Microsoft will definitely not do it because costs are too high: .net code lives in assemblies and no one will change it. And yes, assemblies prevent class-by-class incremental compilation. No one will stop using assemblies.
And here is my answer why no one needs it. You can distribute your classes that constitute single project among several assemblies and compile them one by one. It is actually incremental compilation but not as fine-grained as class-by-class incremental compilation. And when your architecture is properly designed assembly level incremental compilation is sufficient.
Edit: Okay, I downloaded Mono C# compiler to take a look it is possible to make it incremental. I think it is not very hard. Basically it does following steps: 1) Parse files 2) Compile 3) Create assembly. You could hook somewhere after types are compiled and save then into some sort of intermediate files. Then recompile only changed ones. So it is possible, but looks like it is not high-priority issue for Mono team.
Edit 2: I found this interesting thread where people discuss Incremental compilation for Mono C# compiler. It is rather old but key explanation might be still valid:
Lexing and parsing normally are very
fast and depend only on the size of
the code being parsed. Semantic
analysis is normally the most time
consuming step as loading referenced
assemblies and sifting around the huge
metadata to resolve symbols and types
is really the meat of the compiler,
also, new "compiled" code is
"appended" to this metadata/AST what
increases the complexity of resolving
symbols over time.

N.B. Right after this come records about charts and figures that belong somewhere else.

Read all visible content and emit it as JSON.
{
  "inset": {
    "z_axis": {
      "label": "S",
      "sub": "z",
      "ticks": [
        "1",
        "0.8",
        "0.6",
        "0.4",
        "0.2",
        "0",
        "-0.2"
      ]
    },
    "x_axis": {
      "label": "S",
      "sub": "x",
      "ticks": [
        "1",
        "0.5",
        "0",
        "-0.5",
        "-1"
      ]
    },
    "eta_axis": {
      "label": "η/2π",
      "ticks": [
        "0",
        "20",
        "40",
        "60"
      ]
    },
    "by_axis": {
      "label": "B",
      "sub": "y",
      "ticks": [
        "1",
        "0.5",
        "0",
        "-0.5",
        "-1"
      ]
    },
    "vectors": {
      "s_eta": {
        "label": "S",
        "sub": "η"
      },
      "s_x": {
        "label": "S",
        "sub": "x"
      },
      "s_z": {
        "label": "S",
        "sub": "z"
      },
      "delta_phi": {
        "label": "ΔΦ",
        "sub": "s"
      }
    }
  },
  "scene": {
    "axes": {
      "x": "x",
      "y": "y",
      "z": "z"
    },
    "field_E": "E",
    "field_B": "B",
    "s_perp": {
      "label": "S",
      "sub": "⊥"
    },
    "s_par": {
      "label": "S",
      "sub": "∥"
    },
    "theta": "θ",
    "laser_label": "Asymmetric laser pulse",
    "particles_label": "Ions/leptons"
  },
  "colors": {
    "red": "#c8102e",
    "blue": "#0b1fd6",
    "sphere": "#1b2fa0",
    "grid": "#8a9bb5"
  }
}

Emission of code is
done in memory first so it is fast.
Saving to disk is slow but depends on
emitted code size.
For incremental compiling, caching the
metadata, would make everything very
fast, as normally very little would be
changed from one compilation to the
other. But gmcs would have to
invalidate only part of the
metadata/AST, what it wasn't built
Edit 3: C# compiler had
/incremental option in v1.0 and v1.1, but it was removed:
The /incremental flag found in the 1.0 and 1.1 version of the C# compiler is now considered obsolete.
Edit 4: Miguel de Icaza gives clear answer (1, 2) why Mono Compiler will not be incremental:
There are many, many more places where
GMCS was just not designed to work on
an edit-and-continue scenario.
If someone wants to make this their
thesis subject, that is fine with me,
but the amount of changes are too
large in too many areas. I do not
even want to bother enumerating them.
The reason I did not list things is
because they will be everywhere in the
compiler. Am sure you will run into
them as soon as you try them out ;-)
So he considers it to be a task huger than for one man's thesis. And Mono has much more outstanding and actual tasks.